Wednesday, August 18, 2021

loss.

Content Warnings: death, suicide.

My brother Tim committed suicide in January, after a lifetime of difficulties. Here is what I said at the memorial; I did change a couple things to suit the moment, but I had a hard enough time reading what I wrote.
We’re here to talk about Tim. I think if there is ever a moment to appreciate each other in full; with our skills and stumbles, our powers and frailties, this might be it. Tim decided to depart this world ahead of schedule, throwing into sharp relief all of our relationships with him. We can think back over our time with him, and see everything with a different lens, knowing the pain he carried inside.

I’m not going to lie, here. Our life as brothers was difficult in childhood, then varying flavors of loving, or awkward, or distant. It was, always, complicated.

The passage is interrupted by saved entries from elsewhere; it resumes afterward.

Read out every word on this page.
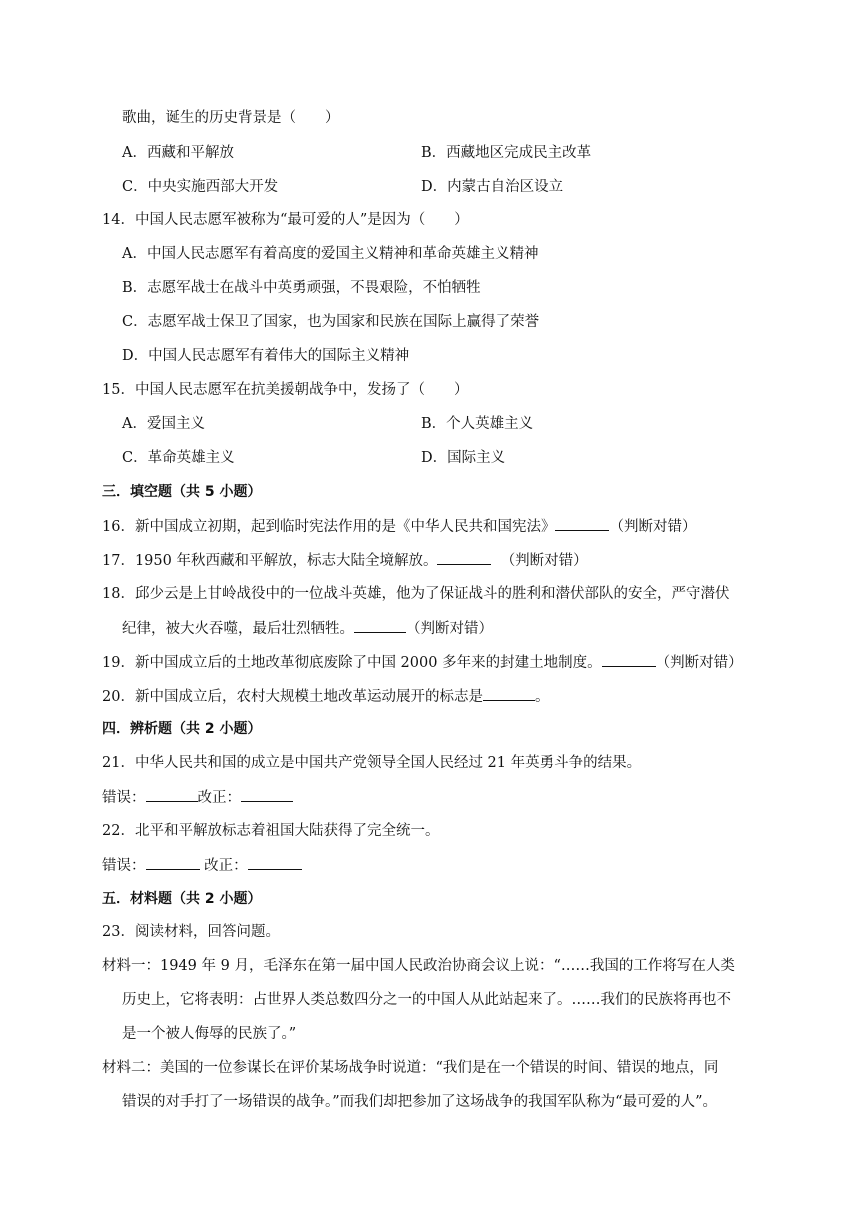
歌曲，诞生的历史背景是（　　）
A．西藏和平解放	B．西藏地区完成民主改革
C．中央实施西部大开发	D．内蒙古自治区设立
14．中国人民志愿军被称为“最可爱的人”是因为（　　）
A．中国人民志愿军有着高度的爱国主义精神和革命英雄主义精神
B．志愿军战士在战斗中英勇顽强，不畏艰险，不怕牺牲
C．志愿军战士保卫了国家，也为国家和民族在国际上赢得了荣誉
D．中国人民志愿军有着伟大的国际主义精神
15．中国人民志愿军在抗美援朝战争中，发扬了（　　）
A．爱国主义	B．个人英雄主义
C．革命英雄主义	D．国际主义
三．填空题（共 5 小题）
16．新中国成立初期，起到临时宪法作用的是《中华人民共和国宪法》	（判断对错）
17．1950 年秋西藏和平解放，标志大陆全境解放。	（判断对错）
18．邱少云是上甘岭战役中的一位战斗英雄，他为了保证战斗的胜利和潜伏部队的安全，严守潜伏
纪律，被大火吞噬，最后壮烈牺牲。	（判断对错）
19．新中国成立后的土地改革彻底废除了中国 2000 多年来的封建土地制度。	（判断对错）
20．新中国成立后，农村大规模土地改革运动展开的标志是	。
四．辨析题（共 2 小题）
21．中华人民共和国的成立是中国共产党领导全国人民经过 21 年英勇斗争的结果。
错误：	改正：
22．北平和平解放标志着祖国大陆获得了完全统一。
错误：	改正：
五．材料题（共 2 小题）
23．阅读材料，回答问题。
材料一：1949 年 9 月，毛泽东在第一届中国人民政治协商会议上说：“……我国的工作将写在人类
历史上，它将表明：占世界人类总数四分之一的中国人从此站起来了。……我们的民族将再也不
是一个被人侮辱的民族了。”
材料二：美国的一位参谋长在评价某场战争时说道：“我们是在一个错误的时间、错误的地点，同
错误的对手打了一场错误的战争。”而我们却把参加了这场战争的我国军队称为“最可爱的人”。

Until he passed away, I would not have said we knew each other very well; but in the stories and support of everyone here and absent, I think that maybe we knew each other after all.

Before his teaching career, we got many gifts from Eastern Mountain Sports, courtesy of their generous employee discounts. One Christmas, earlier in his and A’s relationship, I opened a gift from them, as we sat in the living room where we grew up.

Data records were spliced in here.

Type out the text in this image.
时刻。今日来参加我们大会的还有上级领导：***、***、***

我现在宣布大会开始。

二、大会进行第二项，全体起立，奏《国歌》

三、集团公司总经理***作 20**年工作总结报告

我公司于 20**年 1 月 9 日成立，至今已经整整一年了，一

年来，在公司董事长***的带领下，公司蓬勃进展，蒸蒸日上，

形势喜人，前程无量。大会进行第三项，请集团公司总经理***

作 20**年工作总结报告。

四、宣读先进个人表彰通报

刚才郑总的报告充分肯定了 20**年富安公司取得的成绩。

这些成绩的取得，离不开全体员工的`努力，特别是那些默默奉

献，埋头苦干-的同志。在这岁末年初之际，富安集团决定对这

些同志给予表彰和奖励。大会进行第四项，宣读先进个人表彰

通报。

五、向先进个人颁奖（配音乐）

It was a smallish EMS duffel bag, which came with its own little stuff sack. I said “Oh, cool!” And immediately started messing with it.

Tim looked over at A and said “See? I told you.” As much as we didn’t have in common, he knew me well enough to know that the only thing better than a bag to hold stuff would be a bag to hold stuff which comes with its own bag to hold it.

Thanks to the sharing of Tim’s school community, I have a better sense of the life he wove—maybe for himself, but definitely for his daughters, and the many students who passed through his care. He was so successful in creating love and safety for those around him, but his wounded heart limited how far down he could feel those connections.

Off in the wilds of adulthood, not talking much, I hoped that my feeling of not knowing him was because I wanted him to have found his way to being a person at peace, someone I didn’t recognize so readily. He didn’t, and couldn’t find a way through any more.

And that sucks, because whatever relationship any of us had with him, I think the universal constant is that the world was better with him in it, and we will always miss him.